So, in your mind, go to the worst case scenario. Embrace it and let it wash over you. Then, take a deep breath and realize that even in this worst case scenario, you still have your kids (nothing will change the fact you're their father or keep you from seeing them and being a huge part of their lives), your health, a beautiful world in which to live and a long life ahead of you with new and exciting people and places to see. So much left to learn.
So, you look the worst case scenario in the eye and say "so what, so f'ing what?". Kick it's a$$. Then realize if that's the worst it can get, you will be fine. Not what you want, but you will be fine.
If you can do this, it has no power over you. And I think you HAVE to do this to get to a healthy place.
If I can do it, anyone else here can. So, do it. And then be done with the fear.

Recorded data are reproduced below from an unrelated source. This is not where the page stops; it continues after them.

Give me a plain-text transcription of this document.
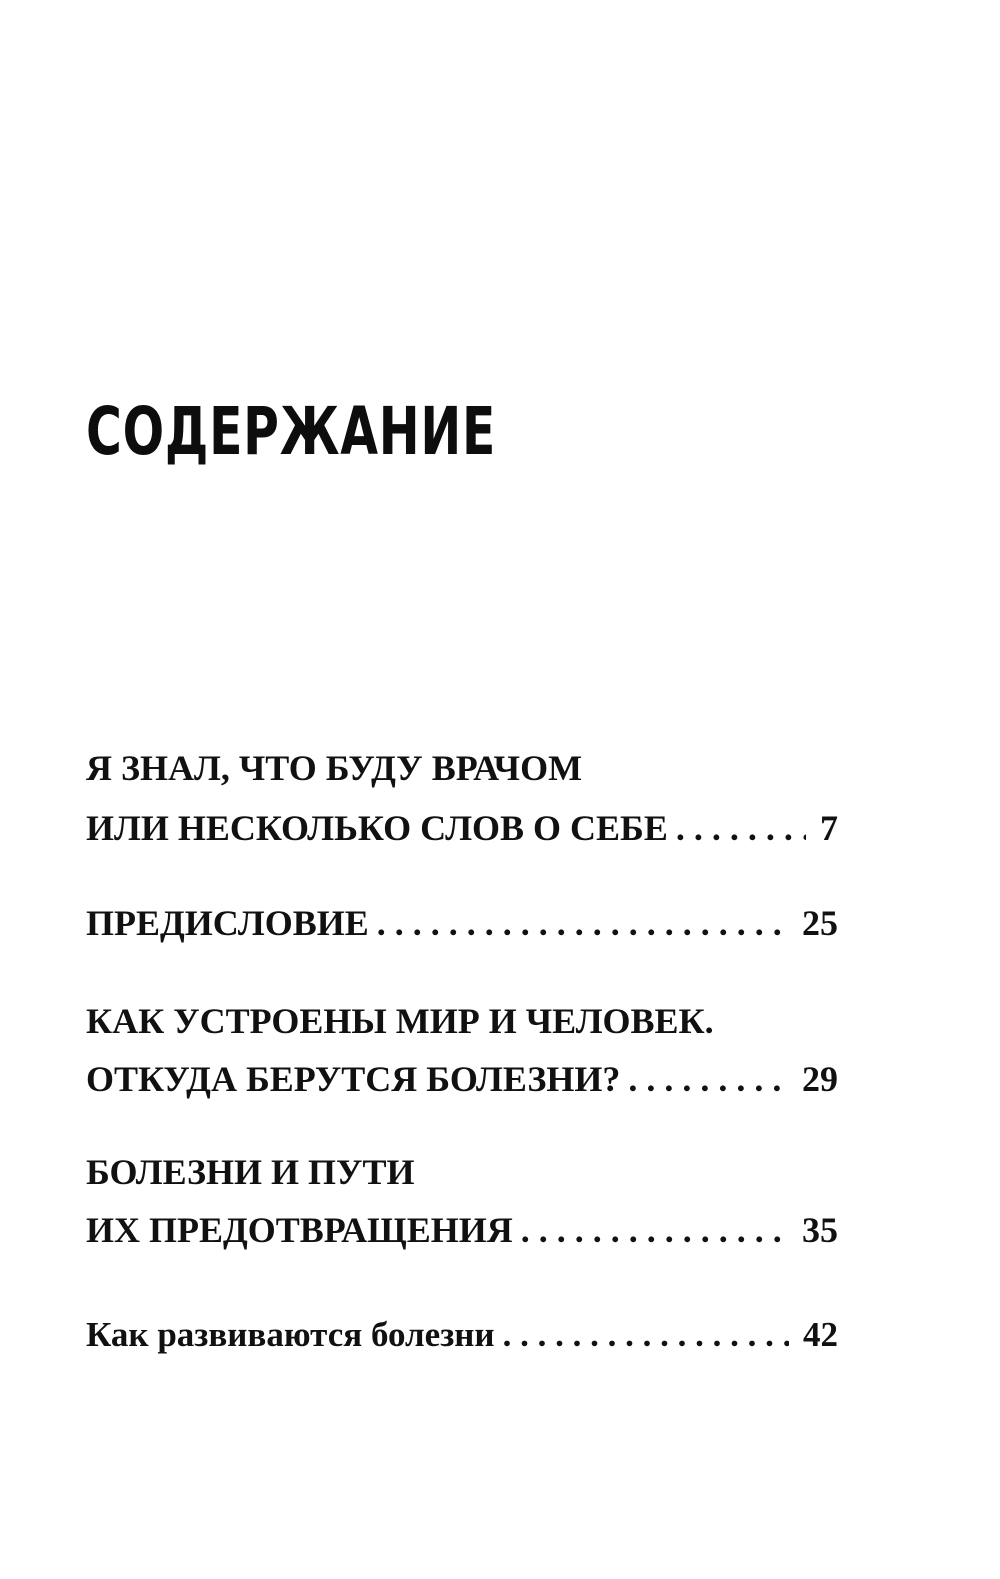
СОДЕРЖАНИЕ
Я ЗНАЛ, ЧТО БУДУ ВРАЧОМ
ИЛИ НЕСКОЛЬКО СЛОВ О СЕБЕ . . .	7
ПРЕДИСЛОВИЕ . . .	25
КАК УСТРОЕНЫ МИР И ЧЕЛОВЕК.
ОТКУДА БЕРУТСЯ БОЛЕЗНИ? . . .	29
БОЛЕЗНИ И ПУТИ
ИХ ПРЕДОТВРАЩЕНИЯ . . .	35
Как развиваются болезни . . .	42
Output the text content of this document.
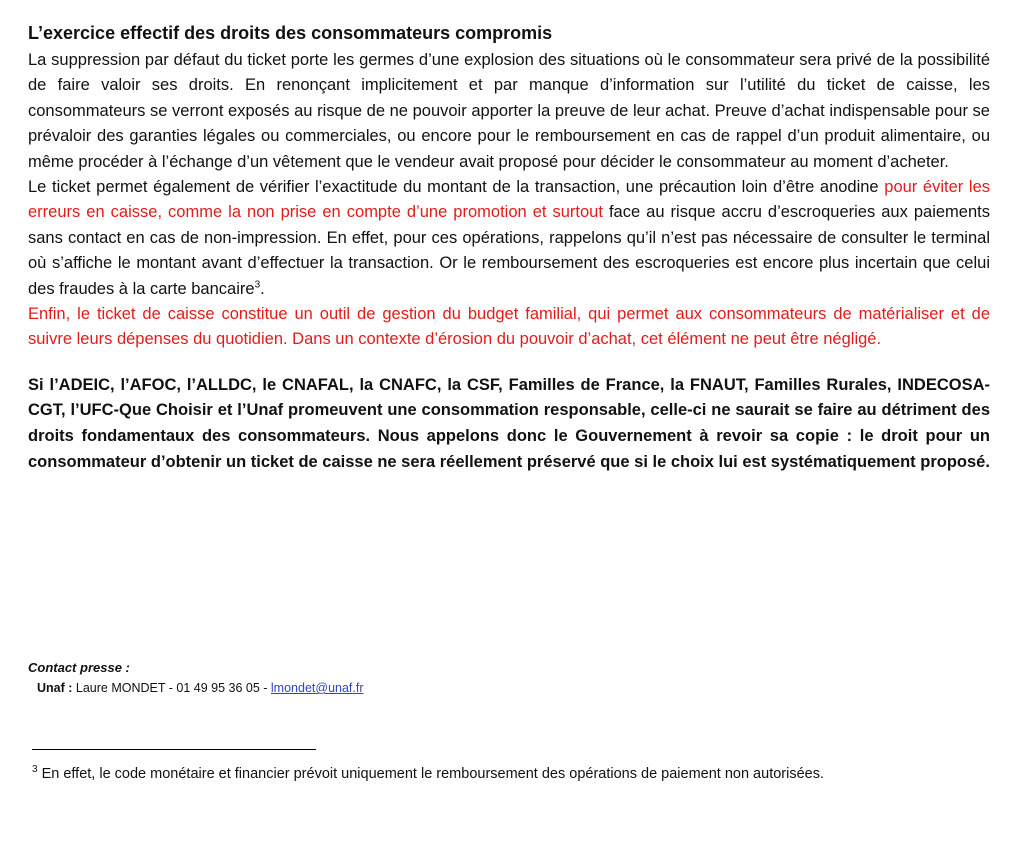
L’exercice effectif des droits des consommateurs compromis

La suppression par défaut du ticket porte les germes d’une explosion des situations où le consommateur sera privé de la possibilité de faire valoir ses droits. En renonçant implicitement et par manque d’information sur l’utilité du ticket de caisse, les consommateurs se verront exposés au risque de ne pouvoir apporter la preuve de leur achat. Preuve d’achat indispensable pour se prévaloir des garanties légales ou commerciales, ou encore pour le remboursement en cas de rappel d’un produit alimentaire, ou même procéder à l’échange d’un vêtement que le vendeur avait proposé pour décider le consommateur au moment d’acheter.

Le ticket permet également de vérifier l’exactitude du montant de la transaction, une précaution loin d’être anodine pour éviter les erreurs en caisse, comme la non prise en compte d’une promotion et surtout face au risque accru d’escroqueries aux paiements sans contact en cas de non-impression. En effet, pour ces opérations, rappelons qu’il n’est pas nécessaire de consulter le terminal où s’affiche le montant avant d’effectuer la transaction. Or le remboursement des escroqueries est encore plus incertain que celui des fraudes à la carte bancaire$^3$.

Enfin, le ticket de caisse constitue un outil de gestion du budget familial, qui permet aux consommateurs de matérialiser et de suivre leurs dépenses du quotidien. Dans un contexte d’érosion du pouvoir d’achat, cet élément ne peut être négligé.

Si l’ADEIC, l’AFOC, l’ALLDC, le CNAFAL, la CNAFC, la CSF, Familles de France, la FNAUT, Familles Rurales, INDECOSA-CGT, l’UFC-Que Choisir et l’Unaf promeuvent une consommation responsable, celle-ci ne saurait se faire au détriment des droits fondamentaux des consommateurs. Nous appelons donc le Gouvernement à revoir sa copie : le droit pour un consommateur d’obtenir un ticket de caisse ne sera réellement préservé que si le choix lui est systématiquement proposé.

Contact presse :
Unaf : Laure MONDET - 01 49 95 36 05 - lmondet@unaf.fr
$^3$ En effet, le code monétaire et financier prévoit uniquement le remboursement des opérations de paiement non autorisées.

What I'm facing now IS the worst case scenerio for me! These are mental exercises that you're describing. Do you just do it once, and let that be it...or do you do it over and over, etc.? Everything you're saying here is right...I think it just takes time, and lots of effort and work, to get to where you describe. And in the meantime...you hurt and regret.
Again, this I believe to be absolutely true also. It's basically just a rephrasing of Coach's Stockdale Principle. Just hard to do early on in these circumstances.
Agreed.
Have you done it? Are you completely there? Are you divorced? Incidentally, I agree with your last sentence too...it just takes much effort, hard work, and time.
"Always go straight forward, and if you meet the devil, cut him in two and go between the pieces." - William Sturgis, clipper ship captain, 1830's.